Seattle Public Library to host exhibit of the newspaper's legacy, with a free public reception on June 27
The year was 1974, and Seattle's Queer community was more freely coming into its own. The City of Seattle banned employment and housing discrimination against sexual minorities the previous year, and Seattle's first Gay Pride Week was to be held.
Milestones like these helped unleash the unapologetically out and proud LGBTQ community in the Emerald City — and this was literally put on paper when the Seattle Gay News debuted, also in 1974, first as a publication of the Gay Community Center, also founded that same year. The SGN's staying power has led to it become among the country's longest-lasting LGBTQ printed publications.
Now new generations can witness the SGN's odyssey in an exhibit opening June 24 and running for a month at the Seattle Public Library's Central Library downtown. "Celebrating 50 Years of the Seattle Gay News" features issues of the SGN going back to its earliest days and forward again, taking viewers on a journey through historic events that helped shape local Queer politics and culture.
A reception will be held at the library on Thursday, June 27, from 5 to 7 p.m. This event is free and open to the public and will feature SGN staff, LGBTQ community leaders, and dignitaries, including Mayor Bruce Harrell.
Starting with the origins of the SGN, the exhibit is organized around pertinent topics, such as legal rights, Gays in the military, marriage equality, the AIDS crisis, and much more. Pages from the paper are shared through a combination of enlarged reproductions on informative placards and actual issues in glass cases. Visitors can roam freely and experience the displays at their leisure.
Rescuing history
The exhibit made its public debut this past April at the University of Washington's Allen Library. How this came about goes back to the COVID years. After the sudden death of SGN publisher and owner George Bakan on June 7, 2020, then-SPL Executive Director Marcellus Turner read a story online about efforts germinating to archive the paper. The story featured a concerning photo that propelled Turner to contact the University of Washington Libraries.

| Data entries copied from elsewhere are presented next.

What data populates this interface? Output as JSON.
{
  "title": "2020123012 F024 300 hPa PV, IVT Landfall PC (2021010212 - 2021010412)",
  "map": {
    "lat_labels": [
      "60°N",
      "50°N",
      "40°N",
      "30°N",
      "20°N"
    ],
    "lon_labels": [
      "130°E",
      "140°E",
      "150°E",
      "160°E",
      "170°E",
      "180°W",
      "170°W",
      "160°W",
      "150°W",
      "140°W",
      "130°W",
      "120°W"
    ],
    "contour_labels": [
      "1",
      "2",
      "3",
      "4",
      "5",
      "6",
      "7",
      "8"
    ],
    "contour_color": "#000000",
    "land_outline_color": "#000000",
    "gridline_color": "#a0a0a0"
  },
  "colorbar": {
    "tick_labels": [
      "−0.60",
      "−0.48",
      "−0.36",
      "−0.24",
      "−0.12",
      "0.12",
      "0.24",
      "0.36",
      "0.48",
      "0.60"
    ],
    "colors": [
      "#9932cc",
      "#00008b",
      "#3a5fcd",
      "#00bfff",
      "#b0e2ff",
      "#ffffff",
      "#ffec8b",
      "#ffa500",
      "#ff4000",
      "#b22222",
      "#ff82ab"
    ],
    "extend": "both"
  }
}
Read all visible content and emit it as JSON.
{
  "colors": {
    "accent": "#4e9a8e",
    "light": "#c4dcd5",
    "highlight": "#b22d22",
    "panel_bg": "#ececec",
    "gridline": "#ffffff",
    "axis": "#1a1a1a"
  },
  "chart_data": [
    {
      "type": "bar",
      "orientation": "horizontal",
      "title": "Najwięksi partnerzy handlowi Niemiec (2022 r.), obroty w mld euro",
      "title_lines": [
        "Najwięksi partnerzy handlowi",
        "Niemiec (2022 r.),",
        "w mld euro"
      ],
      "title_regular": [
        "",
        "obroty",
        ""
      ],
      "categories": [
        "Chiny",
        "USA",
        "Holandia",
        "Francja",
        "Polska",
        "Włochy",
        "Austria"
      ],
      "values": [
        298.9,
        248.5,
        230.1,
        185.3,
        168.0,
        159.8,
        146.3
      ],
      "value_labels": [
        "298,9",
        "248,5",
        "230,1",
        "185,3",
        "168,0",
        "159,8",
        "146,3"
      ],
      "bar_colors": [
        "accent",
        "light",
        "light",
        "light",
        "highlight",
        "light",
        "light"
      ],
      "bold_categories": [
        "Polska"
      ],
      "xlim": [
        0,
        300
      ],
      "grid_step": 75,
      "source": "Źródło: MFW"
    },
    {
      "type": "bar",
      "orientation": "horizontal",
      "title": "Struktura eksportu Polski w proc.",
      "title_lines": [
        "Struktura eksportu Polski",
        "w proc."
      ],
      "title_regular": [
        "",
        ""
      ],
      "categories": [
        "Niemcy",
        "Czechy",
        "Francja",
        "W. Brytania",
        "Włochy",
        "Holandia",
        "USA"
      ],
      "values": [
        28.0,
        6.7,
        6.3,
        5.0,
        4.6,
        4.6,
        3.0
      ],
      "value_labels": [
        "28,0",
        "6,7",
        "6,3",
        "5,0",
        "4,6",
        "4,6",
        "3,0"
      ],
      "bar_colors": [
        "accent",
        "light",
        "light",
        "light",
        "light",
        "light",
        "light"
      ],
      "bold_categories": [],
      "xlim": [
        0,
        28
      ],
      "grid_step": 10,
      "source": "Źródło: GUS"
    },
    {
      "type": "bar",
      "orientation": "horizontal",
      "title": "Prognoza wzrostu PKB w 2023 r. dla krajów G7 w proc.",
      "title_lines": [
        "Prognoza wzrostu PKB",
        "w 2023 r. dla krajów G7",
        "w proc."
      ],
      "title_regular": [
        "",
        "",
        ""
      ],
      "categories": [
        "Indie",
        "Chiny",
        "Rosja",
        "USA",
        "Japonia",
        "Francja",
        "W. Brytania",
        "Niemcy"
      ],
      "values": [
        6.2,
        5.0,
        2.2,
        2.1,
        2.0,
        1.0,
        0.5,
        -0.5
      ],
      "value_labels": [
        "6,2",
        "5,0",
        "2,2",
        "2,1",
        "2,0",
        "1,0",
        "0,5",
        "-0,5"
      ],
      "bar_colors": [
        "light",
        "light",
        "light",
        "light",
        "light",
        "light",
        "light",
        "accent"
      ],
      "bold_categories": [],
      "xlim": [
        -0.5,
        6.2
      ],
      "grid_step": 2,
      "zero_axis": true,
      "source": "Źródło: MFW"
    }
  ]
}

UW Libraries News Librarian Jessica Albano, who created the exhibit, recalled this moment that sparked what would become a years-long project to archive all five decades of the SGN.
"The story showed piles and piles of SGNs stacked outside, under George's carport," she said, "and how they were trying to collect it, preserve it, and distribute it to libraries," thus rescuing the stacks from ruin or discard.
This led to a multi-institutional network that included UW Libraries, the Seattle Public Library, the Museum of History and Industry, the Seattle Municipal Archives, and the Washington State Library, as well as SGN staff and Bakan's daughter, Angela Cragin, who inherited the paper. Meetings were held monthly.
All the newspapers from Bakan's storage units were gathered and delivered to the team's meeting space for volunteers from the community and the library to sort for eventual distribution to archives across the country, so that multiple institutions would keep a print run of the collection.
The most complete set went to the SGN, and the second most complete went to UW Libraries. More were sent to Yale University and the Stonewall Museum in Florida, among others. The Seattle Public Library has two sets, one kept on shelves for the public to peruse and another kept safely in a closed archive.
UW Libraries continued to microfilm each issue through 2020 — all 1,745 of them — and all are available free online through the Washington State Library's Washington Digital Newspapers website (https://bit.ly/3L01oQl).
Albano said she worked with UW Libraries student employees to go through every issue and compare it to microfilm that the UW had already created from editions of the paper it had previously.
"We were able to find things that were missing from the microfilm. There are issues that we may not have had when we filmed it the first time that we now have in print," she said. "We still have more we're trying to do, because we have some issues that we don't have any copies of."
For posterity and pride
Albano expressed special gratitude for longtime SGN staff member Rick McKinnon for his invaluable and ongoing help. She continues working with him to find still-missing editions, so that UW Libraries can have a complete run on microfilm, then digitize those through the Washington State Library for a complete online collection.
"He is such a great guy," Albano said of McKinnon. "He's just relentless in such a positive way. He's determined to help us get a complete run, and I really appreciate it. He is such a good networker on our behalf."
It was McKinnon who reached out to the Seattle Public Library to tell them about the exhibit at the UW's Allen Library, which prompted the city's library to ask if they could show it too.
Albano said that with the demise of newspapers across the country, her vision is that the SGN archives will be there for posterity as a source of information, reflection, and pride for LGBTQ generations to come.
"Every time I work with a local community newspaper, I learn the value in local publications and how they tell the story not just of the general community in the Seattle area. If they are publications for and by a specific group, they are invaluable for documenting what happened, the good and the bad, the photographs in them showing the people...," she said.
"The SGN is important and unique. With the work we're doing, I'm hoping that 50 years from now, someone will pull out SGNs from today. That's my hope."
The exhibit opens on June 24 at the Central Library (1000 Fourth Ave., downtown) and runs through August 25. A free public reception will be held Thursday, June 27, from 5 to 7 p.m.